Father Gregory Boyle Speaks of His Ministry With Gangs in East L.A.

News Story: October 1, 2010
Father Gregory Boyle

Father Gregory Boyle shared stories of his life and ministry among urban gang members with more than 200 students and visitors on Monday, October 18th. His address in the University Commons at Sacred Heart University drew a capacity crowd and a standing ovation, and a long line of people waited for him to sign copies of his new book, Tattoos on the Heart: The Power of Boundless Compassion. The public address was part of the Human Journey Colloquia series.
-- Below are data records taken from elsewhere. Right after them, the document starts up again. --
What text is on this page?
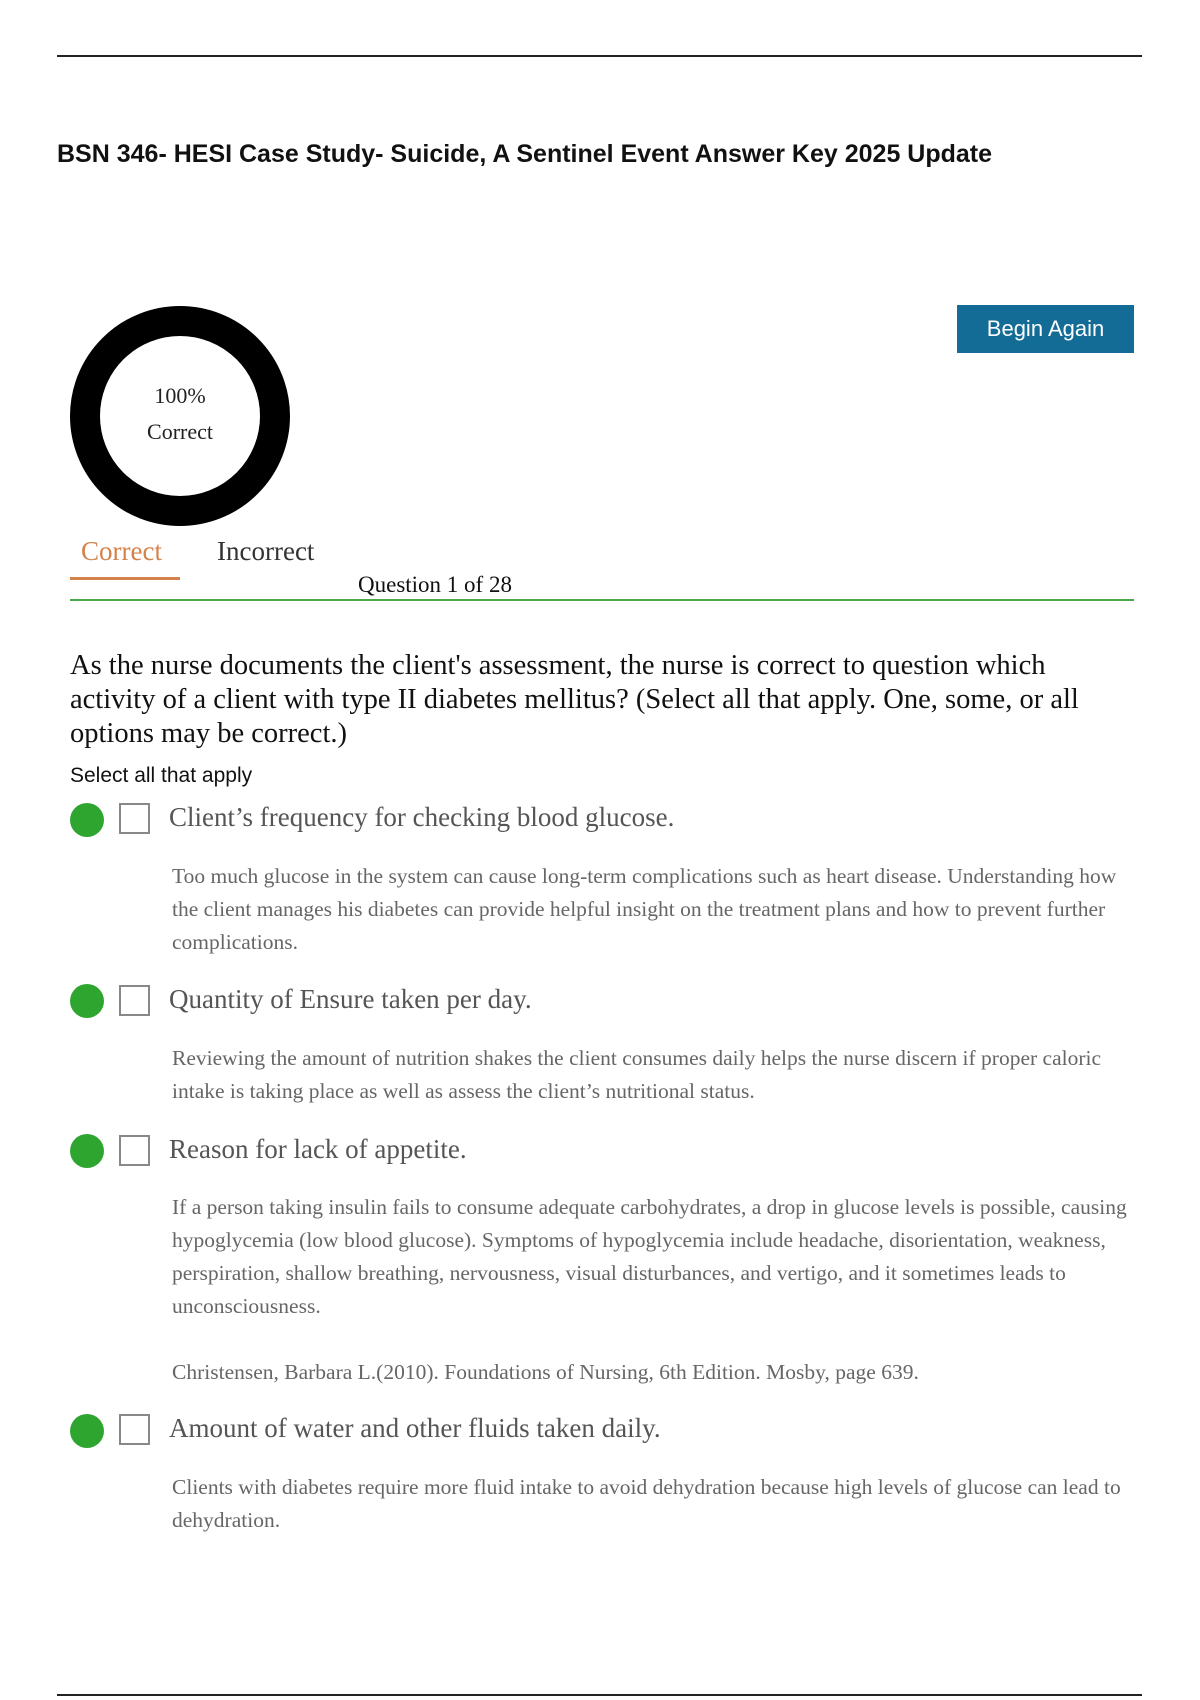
BSN 346- HESI Case Study- Suicide, A Sentinel Event Answer Key 2025 Update
100%
Correct
Begin Again
Correct Incorrect
Question 1 of 28
As the nurse documents the client's assessment, the nurse is correct to question which activity of a client with type II diabetes mellitus? (Select all that apply. One, some, or all options may be correct.)
Select all that apply
Client’s frequency for checking blood glucose.
Too much glucose in the system can cause long-term complications such as heart disease. Understanding how the client manages his diabetes can provide helpful insight on the treatment plans and how to prevent further complications.
Quantity of Ensure taken per day.
Reviewing the amount of nutrition shakes the client consumes daily helps the nurse discern if proper caloric intake is taking place as well as assess the client’s nutritional status.
Reason for lack of appetite.
If a person taking insulin fails to consume adequate carbohydrates, a drop in glucose levels is possible, causing hypoglycemia (low blood glucose). Symptoms of hypoglycemia include headache, disorientation, weakness, perspiration, shallow breathing, nervousness, visual disturbances, and vertigo, and it sometimes leads to unconsciousness.
Christensen, Barbara L.(2010). Foundations of Nursing, 6th Edition. Mosby, page 639.
Amount of water and other fluids taken daily.
Clients with diabetes require more fluid intake to avoid dehydration because high levels of glucose can lead to dehydration.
Ordained a Jesuit priest in 1982, Father Boyle is pastor of the poorest parish in the Archdiocese of Los Angeles, the Dolores Mission, ironically in the Boyle Heights section of the city. Nearly 20 years ago, he founded Homeboy Industries, whose work has been chronicled on 6o Minutes, and earned him an invitation to speak at the White House. Each year, it works with 15,000 people, employing hundreds of them in a bakery and silkscreen plant among other successful operations. Still, the challenges are enormous: Father Boyle recalled that he buried his 169th victim of street violence just three weeks ago.
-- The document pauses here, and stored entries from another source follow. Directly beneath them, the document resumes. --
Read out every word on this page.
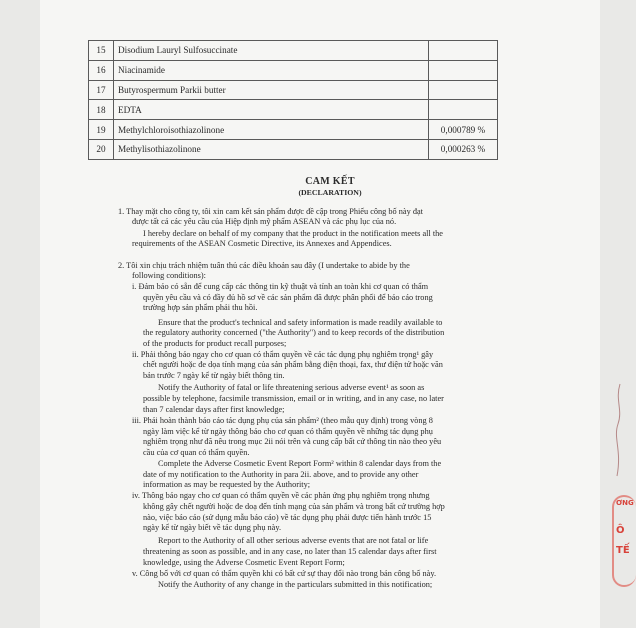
15	Disodium Lauryl Sulfosuccinate	
16	Niacinamide	
17	Butyrospermum Parkii butter	
18	EDTA	
19	Methylchloroisothiazolinone	0,000789 %
20	Methylisothiazolinone	0,000263 %
CAM KẾT
(DECLARATION)
1. Thay mặt cho công ty, tôi xin cam kết sản phẩm được đề cập trong Phiếu công bố này đạt
được tất cả các yêu cầu của Hiệp định mỹ phẩm ASEAN và các phụ lục của nó.
I hereby declare on behalf of my company that the product in the notification meets all the
requirements of the ASEAN Cosmetic Directive, its Annexes and Appendices.
2. Tôi xin chịu trách nhiệm tuân thủ các điều khoản sau đây (I undertake to abide by the
following conditions):
i. Đảm bảo có sẵn để cung cấp các thông tin kỹ thuật và tính an toàn khi cơ quan có thẩm
quyền yêu cầu và có đầy đủ hồ sơ về các sản phẩm đã được phân phối để báo cáo trong
trường hợp sản phẩm phải thu hồi.
Ensure that the product's technical and safety information is made readily available to
the regulatory authority concerned ("the Authority") and to keep records of the distribution
of the products for product recall purposes;
ii. Phải thông báo ngay cho cơ quan có thẩm quyền về các tác dụng phụ nghiêm trọng¹ gây
chết người hoặc đe dọa tính mạng của sản phẩm bằng điện thoại, fax, thư điện tử hoặc văn
bản trước 7 ngày kể từ ngày biết thông tin.
Notify the Authority of fatal or life threatening serious adverse event¹ as soon as
possible by telephone, facsimile transmission, email or in writing, and in any case, no later
than 7 calendar days after first knowledge;
iii. Phải hoàn thành báo cáo tác dụng phụ của sản phẩm² (theo mẫu quy định) trong vòng 8
ngày làm việc kể từ ngày thông báo cho cơ quan có thẩm quyền về những tác dụng phụ
nghiêm trọng như đã nêu trong mục 2ii nói trên và cung cấp bất cứ thông tin nào theo yêu
cầu của cơ quan có thẩm quyền.
Complete the Adverse Cosmetic Event Report Form² within 8 calendar days from the
date of my notification to the Authority in para 2ii. above, and to provide any other
information as may be requested by the Authority;
iv. Thông báo ngay cho cơ quan có thẩm quyền về các phản ứng phụ nghiêm trọng nhưng
không gây chết người hoặc đe doạ đến tính mạng của sản phẩm và trong bất cứ trường hợp
nào, việc báo cáo (sử dụng mẫu báo cáo) về tác dụng phụ phải được tiến hành trước 15
ngày kể từ ngày biết về tác dụng phụ này.
Report to the Authority of all other serious adverse events that are not fatal or life
threatening as soon as possible, and in any case, no later than 15 calendar days after first
knowledge, using the Adverse Cosmetic Event Report Form;
v. Công bố với cơ quan có thẩm quyền khi có bất cứ sự thay đổi nào trong bản công bố này.
Notify the Authority of any change in the particulars submitted in this notification;
ƠNG
Ô
TẾ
With stories that were, by turn, heart-breaking and heart-warming, Father Boyle introduced the audience to his parishioners in East Los Angeles, where he has worked for a quarter-century. “We stand with the easily despised and those on the margin; we stand where Jesus would stand. And we work for the day when we will stop disposing of people. The gang members I know have taught me most of the valuable things I know; they help me discover the shape of God’s heart.”

A notable aspect of Father Boyle’s ministry has been the literal attempt to rewrite history – or more specifically, to unwrite it. He boasts that his organization performs thousands of tattoo removals each year. The tattoos, of course, are provocative gang badges: inescapable reminders of lives ruled by conflict. And it is hard enough to find jobs for many of these young street kids without that added handicap.
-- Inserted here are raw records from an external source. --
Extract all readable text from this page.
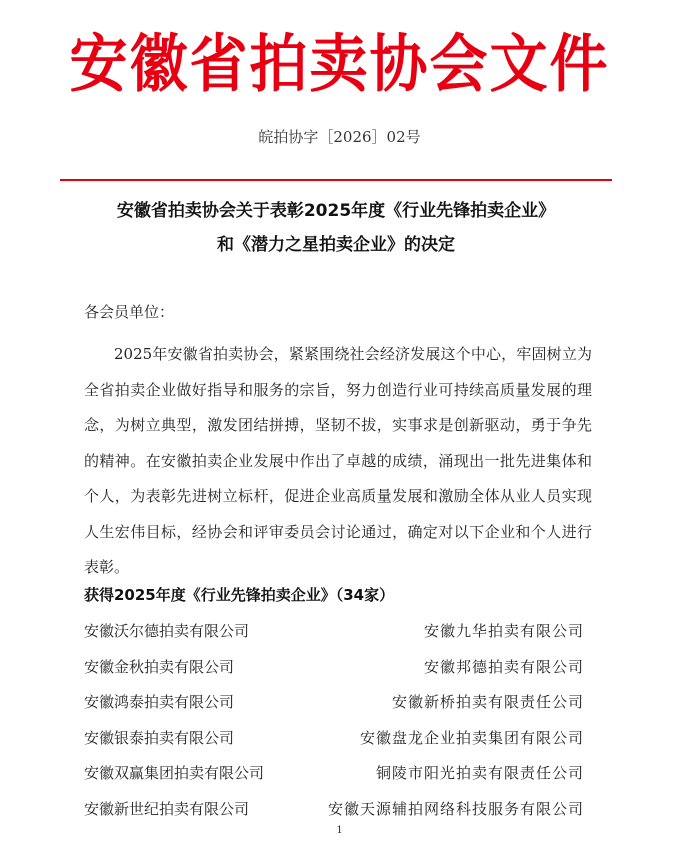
安徽省拍卖协会文件
皖拍协字［2026］02号
安徽省拍卖协会关于表彰2025年度《行业先锋拍卖企业》
和《潜力之星拍卖企业》的决定
各会员单位：
2025年安徽省拍卖协会，紧紧围绕社会经济发展这个中心，牢固树立为全省拍卖企业做好指导和服务的宗旨，努力创造行业可持续高质量发展的理念，为树立典型，激发团结拼搏，坚韧不拔，实事求是创新驱动，勇于争先的精神。在安徽拍卖企业发展中作出了卓越的成绩，涌现出一批先进集体和个人，为表彰先进树立标杆，促进企业高质量发展和激励全体从业人员实现人生宏伟目标，经协会和评审委员会讨论通过，确定对以下企业和个人进行表彰。
获得2025年度《行业先锋拍卖企业》（34家）
安徽沃尔德拍卖有限公司	安徽九华拍卖有限公司
安徽金秋拍卖有限公司	安徽邦德拍卖有限公司
安徽鸿泰拍卖有限公司	安徽新桥拍卖有限责任公司
安徽银泰拍卖有限公司	安徽盘龙企业拍卖集团有限公司
安徽双赢集团拍卖有限公司	铜陵市阳光拍卖有限责任公司
安徽新世纪拍卖有限公司	安徽天源辅拍网络科技服务有限公司
1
While pursuing a life of genuine service, Father Boyle says his ambition is never service alone, but kinship. “Jesus’ goal, simply stated, was that we be one. We certainly don’t look for a relationship between ‘healer’ and ‘wounded,’ but one of kinship. We should be in awe of the burdens that others have to carry, not stand in judgment as to how they carry them.”

Father Boyle set the tone for his remarks by recalling Mother Teresa’s words that we have “forgotten that we belong to each other,” and he referred often to the lines of the hymn, “O Holy Night” that when Jesus appeared, “’the soul felt its worth.’ And that’s really our job description as Christians: when we arrive, the soul should feel its worth. We need to tell people, ‘You are exactly the person God wants you to be’ and then work hard to see that that becomes true.”